Float would be ok, double would be better. Either should work for most applications, but may cause incorrect results for very small or very large numbers (say, mega-lightyears measured in meters). I think this is acceptable, at least for now.

But Titan not allowing floats or doubles for indexing is bad. The "Precision" type (6 decimal digits) is probably our best option, but it will fail already for anything measured in nanometers or micrograms.

Titan allows indexing the floats, but not in vertex-centric indexes. Elasticsearch indexes support floats, for example.
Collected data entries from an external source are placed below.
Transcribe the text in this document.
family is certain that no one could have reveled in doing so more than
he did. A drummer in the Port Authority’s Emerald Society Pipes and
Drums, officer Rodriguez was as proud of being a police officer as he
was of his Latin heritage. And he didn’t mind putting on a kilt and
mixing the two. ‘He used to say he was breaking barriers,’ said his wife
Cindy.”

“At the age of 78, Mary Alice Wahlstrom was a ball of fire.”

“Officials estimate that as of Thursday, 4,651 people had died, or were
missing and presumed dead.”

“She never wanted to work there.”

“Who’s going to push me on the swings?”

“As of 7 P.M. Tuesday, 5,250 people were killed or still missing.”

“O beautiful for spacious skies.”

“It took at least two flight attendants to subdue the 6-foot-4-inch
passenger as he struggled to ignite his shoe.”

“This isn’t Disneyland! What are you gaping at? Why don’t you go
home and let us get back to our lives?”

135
I'm not sure what is the actual impact of this limitation yet - it probably depends on the kind of lookups we would do, as for some vertix-centered indexes may be important and for some they may be irrelevant. We'll need more research into this. If this proves to be a problem, we could have a work-around - say, a duplicate property with Precision data type, with lower resolution just for specific lookups that benefit from indexing.

In any case it's probably not worse than keeping them as strings, as in the latter case indexes can not be used for anything like "more", "less", "between", etc. queries and may not even work for exact value matches.

No, I don't think unit localization matters for any WDQ service as it is only about how to format them (though that might for a fancy query builder or something that displays search results to end users). However units T77977 themselves matter. Until now we only had quantities with unit 1. Going forward we will have quantities with units that are on wikidata.org represented by items (similar to coordinate globes).

@JanZerebecki right, so we need to figure out how to efficiently represent this, because indexes can not work with values expressed in different units. Right now the engine assumes all the quantities are homogeneous, but if they are not, how one would compare them? I'm not sure it's even automatically possible - i.e. if somebody specified the weight in ounces, there's like 11 of them, and even if we could rely on all conversion values being accurately represented in the database (which I'm not sure at all we can), how would we know which unit converts to which? There should be then some hierarchy defined, with standard (SI?) units for quantities and each non-standard unit should have conversion procedure to standard. The procedure also may be not multiplication alone - i.e. centigrade<->Fahrenheit conversion. So this opens pretty big can of worms with regard to automatic processing.

I think the idea is to do the conversion when the data gets into the query index and then query only on homogenous data.

@Lydia_Pintscher sounds good, but that means every unit should have definition of which unit it converts to and how to convert it. Maybe as part of T77978.

Yeah agreed. And for the units where we don't have conversions we can only offer querying for them as they are anyway.

Also we probably need to get to implementing value ranges/precision eventually.